The NCI just issued the results of a study that prove ginger can help reduce nausea for chemo patients.

“We have found that ginger supplementation is an effective tool against chemotherapy-related nausea,” said lead investigator Dr. Julie Ryan of the University of Rochester Medical Center, who discussed the findings at a press briefing last week. All doses of ginger evaluated in the study significantly reduced nausea compared with placebo, she noted.

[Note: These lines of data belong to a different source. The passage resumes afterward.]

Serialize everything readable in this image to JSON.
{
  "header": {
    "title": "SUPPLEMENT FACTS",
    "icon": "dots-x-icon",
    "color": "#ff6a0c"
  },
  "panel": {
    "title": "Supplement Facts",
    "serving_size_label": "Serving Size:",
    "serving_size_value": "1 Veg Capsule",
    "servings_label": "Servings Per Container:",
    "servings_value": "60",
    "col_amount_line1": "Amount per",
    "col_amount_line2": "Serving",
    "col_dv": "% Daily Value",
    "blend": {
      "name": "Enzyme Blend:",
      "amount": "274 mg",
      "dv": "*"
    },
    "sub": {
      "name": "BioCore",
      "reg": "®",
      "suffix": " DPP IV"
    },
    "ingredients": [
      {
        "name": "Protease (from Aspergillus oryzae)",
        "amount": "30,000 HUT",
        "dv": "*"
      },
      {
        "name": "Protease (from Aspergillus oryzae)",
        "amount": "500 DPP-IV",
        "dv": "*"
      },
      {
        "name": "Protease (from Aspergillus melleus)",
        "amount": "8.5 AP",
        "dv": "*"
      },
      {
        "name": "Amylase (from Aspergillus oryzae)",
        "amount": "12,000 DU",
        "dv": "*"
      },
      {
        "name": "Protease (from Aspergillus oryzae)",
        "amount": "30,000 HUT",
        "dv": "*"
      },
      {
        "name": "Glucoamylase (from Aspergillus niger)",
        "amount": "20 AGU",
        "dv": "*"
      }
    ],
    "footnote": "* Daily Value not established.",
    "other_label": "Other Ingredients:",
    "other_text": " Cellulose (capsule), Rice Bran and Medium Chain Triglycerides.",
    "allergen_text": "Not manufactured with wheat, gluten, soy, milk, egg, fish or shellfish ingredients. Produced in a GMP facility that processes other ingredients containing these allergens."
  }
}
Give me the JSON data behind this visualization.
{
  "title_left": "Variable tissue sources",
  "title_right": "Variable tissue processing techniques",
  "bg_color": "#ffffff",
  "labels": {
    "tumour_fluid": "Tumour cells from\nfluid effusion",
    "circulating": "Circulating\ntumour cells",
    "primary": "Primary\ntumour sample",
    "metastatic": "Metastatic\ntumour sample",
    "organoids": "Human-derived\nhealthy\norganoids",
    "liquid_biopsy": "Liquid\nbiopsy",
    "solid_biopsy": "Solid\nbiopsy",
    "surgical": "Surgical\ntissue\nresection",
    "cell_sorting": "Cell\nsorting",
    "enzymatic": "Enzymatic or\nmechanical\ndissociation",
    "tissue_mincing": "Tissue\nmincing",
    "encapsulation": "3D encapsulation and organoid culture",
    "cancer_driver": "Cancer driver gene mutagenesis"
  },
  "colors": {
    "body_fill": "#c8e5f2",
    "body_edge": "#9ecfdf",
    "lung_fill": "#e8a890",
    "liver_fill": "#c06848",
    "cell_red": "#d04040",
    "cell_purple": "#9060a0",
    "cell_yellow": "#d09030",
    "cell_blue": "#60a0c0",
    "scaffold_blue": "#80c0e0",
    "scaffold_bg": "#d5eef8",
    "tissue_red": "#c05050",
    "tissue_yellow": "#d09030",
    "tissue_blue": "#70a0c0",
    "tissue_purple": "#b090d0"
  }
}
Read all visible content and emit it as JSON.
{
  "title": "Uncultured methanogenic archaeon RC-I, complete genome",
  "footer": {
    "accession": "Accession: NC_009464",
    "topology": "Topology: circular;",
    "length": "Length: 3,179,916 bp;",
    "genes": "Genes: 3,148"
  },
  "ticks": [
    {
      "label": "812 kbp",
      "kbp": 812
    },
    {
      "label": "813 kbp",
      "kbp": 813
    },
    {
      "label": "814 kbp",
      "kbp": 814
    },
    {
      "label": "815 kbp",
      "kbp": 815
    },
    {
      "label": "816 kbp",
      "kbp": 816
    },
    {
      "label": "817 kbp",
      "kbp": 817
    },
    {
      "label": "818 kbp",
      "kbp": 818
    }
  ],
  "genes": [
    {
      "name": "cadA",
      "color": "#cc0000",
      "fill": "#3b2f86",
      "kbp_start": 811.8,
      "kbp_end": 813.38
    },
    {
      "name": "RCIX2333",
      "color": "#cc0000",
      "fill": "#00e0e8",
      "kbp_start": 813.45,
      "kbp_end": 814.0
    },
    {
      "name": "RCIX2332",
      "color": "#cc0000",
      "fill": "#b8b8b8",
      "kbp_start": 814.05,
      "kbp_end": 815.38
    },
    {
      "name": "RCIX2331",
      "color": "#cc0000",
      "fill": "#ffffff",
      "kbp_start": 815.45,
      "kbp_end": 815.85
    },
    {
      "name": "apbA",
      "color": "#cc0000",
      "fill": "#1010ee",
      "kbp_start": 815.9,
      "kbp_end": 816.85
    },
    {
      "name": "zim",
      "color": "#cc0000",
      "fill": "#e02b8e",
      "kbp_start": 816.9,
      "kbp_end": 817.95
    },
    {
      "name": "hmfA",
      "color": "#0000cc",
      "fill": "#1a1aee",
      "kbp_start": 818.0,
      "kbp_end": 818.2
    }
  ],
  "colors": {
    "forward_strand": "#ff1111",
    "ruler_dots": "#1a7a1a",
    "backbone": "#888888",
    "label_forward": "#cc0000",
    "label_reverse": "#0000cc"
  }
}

I’ve read countless articles on the never ending benefits of ginger.  I’m a huge fan of ginger ale and ginger snaps, but I’m not sure there’s actual ginger in either of those things.  Be damned if I can eat the actual food.  I keep buying candied ginger and dried ginger and ginger tea…only to have to give it away.  If it makes me nauseous to put the substance in my mouth, I’m not sure it’s helping me with actual nausea.

Actually, there may be a reason for my aversion to ginger.  Dad’s side of the family is from rural Appalachia.  When we’d visit his folk’s place in North Cove, we’d eat countless Jerusalem Artichokes (they call them sunchokes up here).  They were fairly unusual at the time.  In fact, I didn’t start seeing them in my grocery stores until about two years ago.  (Then again, I could have just not been paying much attention.)  They were quite a delicacy for us and we savored each sweet and earthy bite.  Thom and I simply couldn’t get enough of them.

Fast forward to the family standing  in the Frankfurt train station, trying to find the train to Bonn despite being exhausted, cranky, and rather hungry.  Dad of course was confident he could use his developing German language skills to navigate us flawlessly through the travel mayhem.  We were able to determine that there was some type of delay and we had some time to kill.  We wandered around the shopping area and found a produce stand.  There they were, glowing in earthy brown goodness – Jerusalem Artichokes.  Was it a mirage?  Were are addled and jet-lagged eyes deceiving us?  We consulted Dad.  His eyes rolled back into his head as he tried to translate.  Not surprisingly, he didn’t know the German word for artichoke.  He picked it up, analyzed it, and decreed it sure as hell looked like one.  So we triumphantly carried the ‘choke high as we paraded back to Mom and the luggage.

Thom took the first monstrously huge bite.  His face contorted with pain and confusion, not unlike when I’d break his Transformers.  He shoved the root at me and started hopping around and looking for water.  I took a tiny bite.  It bit back.  Blech.  Apparently Dad also did not know the German word for ginger.  My family was taking turns gnawing on a raw ginger root.  I can still feel that bitterness on my tongue.  So no, I don’t see me being able to embrace the ginger craze as I really should.  Ever tried it?  I don’t recommend it.

Then again, I don’t recommend trying chemo just for kicks, either.